Questions pour la réflexion :

  • ❓ Comment Luc peut-il transformer son style de leadership pour mieux refléter les principes chrétiens d’humilité et de service ?
  • ❓ Comment Thomas peut-il aborder le conflit de manière constructive, en cherchant à restaurer la relation plutôt qu’à simplement « gagner » le débat ?
  • ❓ Quelles disciplines spirituelles peuvent aider les deux leaders à surmonter leurs différences ?
  • ❓ Comment la communauté peut-elle soutenir les deux leaders dans leur processus de réconciliation ?

Conclusion

L’abus de pouvoir dans le leadership chrétien est une réalité qui exige une réponse profondément enracinée dans les Écritures et dans la vie spirituelle. Le modèle de Jésus, serviteur par excellence, demeure l’étalon de tout leadership authentiquement chrétien.

Les passages bibliques étudiés — Exode 18, Matthieu 20 et Actes 15 — nous rappellent que le pouvoir doit toujours être exercé dans un esprit de délégation, de service et de dialogue. Le modèle trinitaire nous invite à construire des communautés où la réciprocité, l’humilité et la redevabilité sont au cœur des relations.

Les disciplines spirituelles — prière, service, soumission, discernement communautaire — sont les antidotes concrets aux dérives du pouvoir.

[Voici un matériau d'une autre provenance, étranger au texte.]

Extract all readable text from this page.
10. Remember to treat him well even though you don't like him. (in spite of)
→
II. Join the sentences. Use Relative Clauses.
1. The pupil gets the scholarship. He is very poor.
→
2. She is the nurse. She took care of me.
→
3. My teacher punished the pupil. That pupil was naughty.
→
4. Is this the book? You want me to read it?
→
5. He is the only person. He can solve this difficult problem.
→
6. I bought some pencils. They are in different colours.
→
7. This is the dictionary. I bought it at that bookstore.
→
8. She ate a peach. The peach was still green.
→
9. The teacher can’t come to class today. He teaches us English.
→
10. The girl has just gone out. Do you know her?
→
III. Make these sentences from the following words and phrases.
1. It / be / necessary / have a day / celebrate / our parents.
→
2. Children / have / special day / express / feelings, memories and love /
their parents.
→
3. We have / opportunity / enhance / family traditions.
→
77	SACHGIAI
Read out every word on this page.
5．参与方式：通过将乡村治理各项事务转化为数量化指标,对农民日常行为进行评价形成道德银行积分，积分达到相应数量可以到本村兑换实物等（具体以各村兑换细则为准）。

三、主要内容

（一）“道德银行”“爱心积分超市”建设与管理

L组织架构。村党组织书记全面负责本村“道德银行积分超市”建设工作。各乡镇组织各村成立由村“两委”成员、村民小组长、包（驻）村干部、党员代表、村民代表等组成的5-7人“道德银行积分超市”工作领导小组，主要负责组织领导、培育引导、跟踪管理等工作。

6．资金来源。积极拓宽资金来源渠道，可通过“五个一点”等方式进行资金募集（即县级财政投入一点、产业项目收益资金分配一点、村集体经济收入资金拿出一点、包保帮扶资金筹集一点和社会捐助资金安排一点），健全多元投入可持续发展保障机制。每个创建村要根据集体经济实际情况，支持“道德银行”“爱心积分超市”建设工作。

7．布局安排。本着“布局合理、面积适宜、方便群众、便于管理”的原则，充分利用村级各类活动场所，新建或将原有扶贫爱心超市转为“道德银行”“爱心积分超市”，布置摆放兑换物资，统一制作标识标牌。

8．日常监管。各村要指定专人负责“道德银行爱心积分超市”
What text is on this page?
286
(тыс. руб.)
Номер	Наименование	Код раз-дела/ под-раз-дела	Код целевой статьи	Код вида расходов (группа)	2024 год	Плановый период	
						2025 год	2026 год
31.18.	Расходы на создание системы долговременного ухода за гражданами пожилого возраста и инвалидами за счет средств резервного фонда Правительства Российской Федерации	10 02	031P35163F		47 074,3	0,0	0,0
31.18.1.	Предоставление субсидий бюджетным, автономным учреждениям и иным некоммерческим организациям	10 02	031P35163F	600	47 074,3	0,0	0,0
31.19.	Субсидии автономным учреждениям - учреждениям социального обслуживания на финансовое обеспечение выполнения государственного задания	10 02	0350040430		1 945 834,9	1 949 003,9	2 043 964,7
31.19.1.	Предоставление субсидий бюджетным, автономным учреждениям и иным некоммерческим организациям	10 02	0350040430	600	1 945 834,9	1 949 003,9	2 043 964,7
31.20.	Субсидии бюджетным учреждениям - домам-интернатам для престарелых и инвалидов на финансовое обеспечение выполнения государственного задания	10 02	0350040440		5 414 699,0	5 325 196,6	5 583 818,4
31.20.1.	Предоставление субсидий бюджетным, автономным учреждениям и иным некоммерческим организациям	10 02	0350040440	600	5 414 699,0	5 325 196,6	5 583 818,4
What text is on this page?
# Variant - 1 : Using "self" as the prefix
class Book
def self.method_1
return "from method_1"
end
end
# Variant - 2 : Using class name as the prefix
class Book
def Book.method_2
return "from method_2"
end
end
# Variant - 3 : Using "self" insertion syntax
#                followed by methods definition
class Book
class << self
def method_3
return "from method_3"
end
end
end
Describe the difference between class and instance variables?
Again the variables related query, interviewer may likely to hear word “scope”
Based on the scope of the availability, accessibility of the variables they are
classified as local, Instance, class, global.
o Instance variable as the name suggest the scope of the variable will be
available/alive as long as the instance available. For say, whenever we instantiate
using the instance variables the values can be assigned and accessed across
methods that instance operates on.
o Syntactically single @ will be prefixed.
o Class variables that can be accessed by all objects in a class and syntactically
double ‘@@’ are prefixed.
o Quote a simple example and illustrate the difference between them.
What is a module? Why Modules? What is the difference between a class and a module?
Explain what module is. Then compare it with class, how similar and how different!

Elles forment le caractère du leader chrétien et l’alignent progressivement sur le cœur de Christ.

Enfin, chaque communauté chrétienne est appelée à mettre en place des mécanismes de transparence et de redevabilité qui protègent les membres et préservent l’intégrité de la mission. Car ce n’est pas le pouvoir qui bâtit l’Église, mais l’amour.

Mais celui qui est le plus grand parmi vous sera votre serviteur. Quiconque s’élèvera sera abaissé, et quiconque s’abaissera sera élevé. — Matthieu 23:11-12
Notes de bas de page
  1. Michée 6:8 : « Il t’a déclaré, ô homme, ce qui est bien ; et ce que l’Éternel demande de toi, c’est que tu pratiques la justice, que tu aimes la miséricorde, et que tu marches humblement avec ton Dieu. »
  2. Henri Nouwen, Au nom de Jésus : Réflexions sur le Leadership Chrétien (Paris : Éditions de l’Emmanuel, 1992), p. 58–62.
  3. Walter Brueggemann, The Book of Exodus, in The New Interpreter’s Bible, vol. 1 (Nashville : Abingdon Press, 1994), p. 833–836.
  4. F. F. Bruce, The Book of the Acts, revised ed. (Grand Rapids : Eerdmans, 1988), p. 281–300.
  5. Stephen Seamands, Ministry in the Image of God : The Trinitarian Shape of Christian Service (Downers Grove : IVP Books, 2005), p. 43.
  6. John Nicholas Grenfell, The Influence of a Pastor’s Theology on the Use of Power in Ministry, DMin thesis (Asbury Theological Seminary, 2003).
  7. R. John Elford, The Ethics of Uncertainty : A New Christian Approach to Moral Decision-Making (Oxford : Oneworld Publications, 2000), p. 112.